A prenup can help couples work out agreements on issues such as property division. Otherwise, a court may impose decisions on these matters under New York law.
Prenuptial agreements may be more valuable for certain couples. If one spouse has more high-value assets and real estate, the couple should consider these agreements to avoid the time and expense of determining the disposal and titling of certain property.
If one spouse also earns much more money, without a prenuptial agreement, they can seek financial stability by setting the length, amount, duration and type of spousal support. They can also determine the liquidation of student loan or credit card debt.
A prenuptial agreement is also beneficial for couples who hold long-term investments, such as retirement accounts, stock options or if they plan to invest. Business owners may seek a prenup to assure that they are not forced to surrender shares of their business to their former spouse.
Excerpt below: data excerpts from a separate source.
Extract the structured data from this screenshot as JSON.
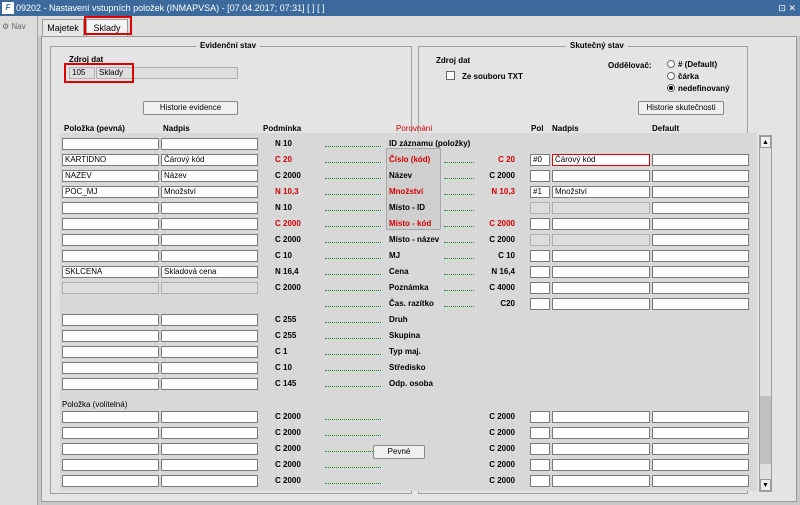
{
  "titlebar": {
    "title": "09202 - Nastavení vstupních položek (INMAPVSA) - [07.04.2017; 07:31]  [ ]  [ ]",
    "controls": "⊡ ✕"
  },
  "nav": {
    "label": "Nav"
  },
  "tabs": [
    {
      "label": "Majetek"
    },
    {
      "label": "Sklady"
    }
  ],
  "evid": {
    "title": "Evidenční stav",
    "zdroj_label": "Zdroj dat",
    "zdroj_code": "105",
    "zdroj_name": "Sklady",
    "history_btn": "Historie evidence"
  },
  "skut": {
    "title": "Skutečný stav",
    "zdroj_label": "Zdroj dat",
    "ze_souboru": "Ze souboru TXT",
    "oddelovac_label": "Oddělovač:",
    "opt1": "# (Default)",
    "opt2": "čárka",
    "opt3": "nedefinovaný",
    "history_btn": "Historie skutečnosti"
  },
  "headers": {
    "polozka": "Položka  (pevná)",
    "nadpis": "Nadpis",
    "podminka": "Podmínka",
    "porovnani": "Porovnání",
    "pol": "Pol",
    "nadpis2": "Nadpis",
    "default": "Default"
  },
  "rows": [
    {
      "pol": "",
      "nad": "",
      "cond": "N 10",
      "field": "ID záznamu (položky)",
      "cond2": "",
      "rp": "",
      "rn": "",
      "rd": ""
    },
    {
      "pol": "KARTIDNO",
      "nad": "Čárový kód",
      "cond": "C 20",
      "field": "Číslo (kód)",
      "cond2": "C 20",
      "rp": "#0",
      "rn": "Čárový kód",
      "rd": ""
    },
    {
      "pol": "NAZEV",
      "nad": "Název",
      "cond": "C 2000",
      "field": "Název",
      "cond2": "C 2000",
      "rp": "",
      "rn": "",
      "rd": ""
    },
    {
      "pol": "POC_MJ",
      "nad": "Množství",
      "cond": "N 10,3",
      "field": "Množství",
      "cond2": "N 10,3",
      "rp": "#1",
      "rn": "Množství",
      "rd": ""
    },
    {
      "pol": "",
      "nad": "",
      "cond": "N 10",
      "field": "Místo - ID",
      "cond2": "",
      "rp": "",
      "rn": "",
      "rd": ""
    },
    {
      "pol": "",
      "nad": "",
      "cond": "C 2000",
      "field": "Místo - kód",
      "cond2": "C 2000",
      "rp": "",
      "rn": "",
      "rd": ""
    },
    {
      "pol": "",
      "nad": "",
      "cond": "C 2000",
      "field": "Místo - název",
      "cond2": "C 2000",
      "rp": "",
      "rn": "",
      "rd": ""
    },
    {
      "pol": "",
      "nad": "",
      "cond": "C 10",
      "field": "MJ",
      "cond2": "C 10",
      "rp": "",
      "rn": "",
      "rd": ""
    },
    {
      "pol": "SKLCENA",
      "nad": "Skladová cena",
      "cond": "N 16,4",
      "field": "Cena",
      "cond2": "N 16,4",
      "rp": "",
      "rn": "",
      "rd": ""
    },
    {
      "pol": "",
      "nad": "",
      "cond": "C 2000",
      "field": "Poznámka",
      "cond2": "C 4000",
      "rp": "",
      "rn": "",
      "rd": ""
    },
    {
      "pol": "",
      "nad": "",
      "cond": "",
      "field": "Čas. razítko",
      "cond2": "C20",
      "rp": "",
      "rn": "",
      "rd": ""
    },
    {
      "pol": "",
      "nad": "",
      "cond": "C 255",
      "field": "Druh",
      "cond2": "",
      "rp": "",
      "rn": "",
      "rd": ""
    },
    {
      "pol": "",
      "nad": "",
      "cond": "C 255",
      "field": "Skupina",
      "cond2": "",
      "rp": "",
      "rn": "",
      "rd": ""
    },
    {
      "pol": "",
      "nad": "",
      "cond": "C 1",
      "field": "Typ maj.",
      "cond2": "",
      "rp": "",
      "rn": "",
      "rd": ""
    },
    {
      "pol": "",
      "nad": "",
      "cond": "C 10",
      "field": "Středisko",
      "cond2": "",
      "rp": "",
      "rn": "",
      "rd": ""
    },
    {
      "pol": "",
      "nad": "",
      "cond": "C 145",
      "field": "Odp. osoba",
      "cond2": "",
      "rp": "",
      "rn": "",
      "rd": ""
    }
  ],
  "volitelna_label": "Položka  (volitelná)",
  "vol_rows": [
    {
      "cond": "C 2000",
      "cond2": "C 2000"
    },
    {
      "cond": "C 2000",
      "cond2": "C 2000"
    },
    {
      "cond": "C 2000",
      "cond2": "C 2000"
    },
    {
      "cond": "C 2000",
      "cond2": "C 2000"
    },
    {
      "cond": "C 2000",
      "cond2": "C 2000"
    }
  ],
  "pevne_btn": "Pevné",
  "colors": {
    "red": "#d40000",
    "title_bar": "#3c6a9c",
    "dots": "#1a8a1a"
  }
}
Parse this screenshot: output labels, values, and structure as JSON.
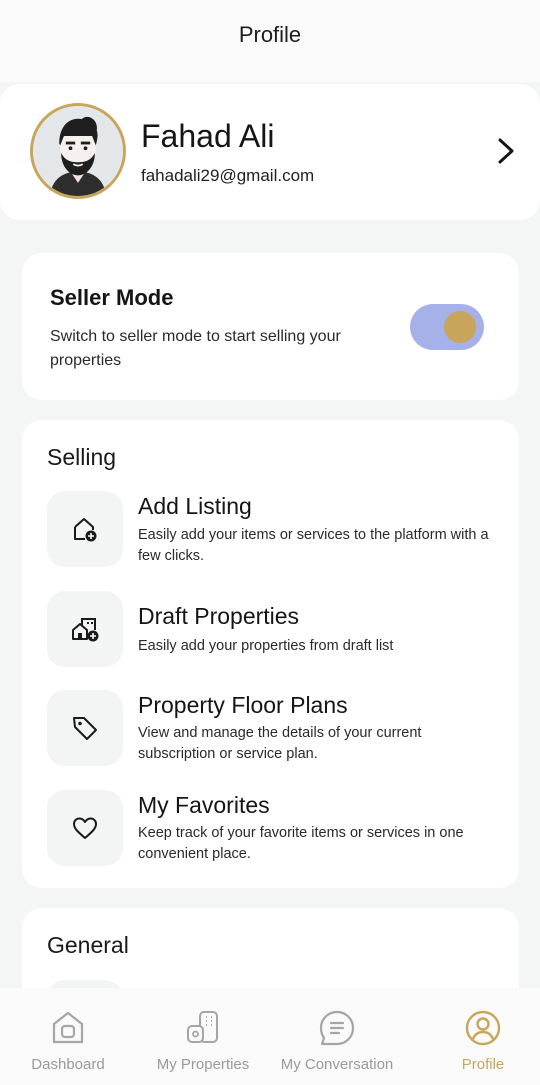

Couples who are planning a family should consider these contracts. They can help assure that support is paid to a stay-at-home parent and their children if that parent must return to work after a lengthy absence.
Custody battles often erupt over the ownership of the family pet, which has the same legal status of marital property. Usually, the spouse who bought the pet will continue to own it. But, a prenup can help prevent lengthy litigation and allow visitation.
A prenuptial agreement should be negotiated and executed well before the wedding to avoid the appearance of coercion and possible invalidation by a judge. Each spouse needs to have their own attorney to advise them and review the terms of these agreements.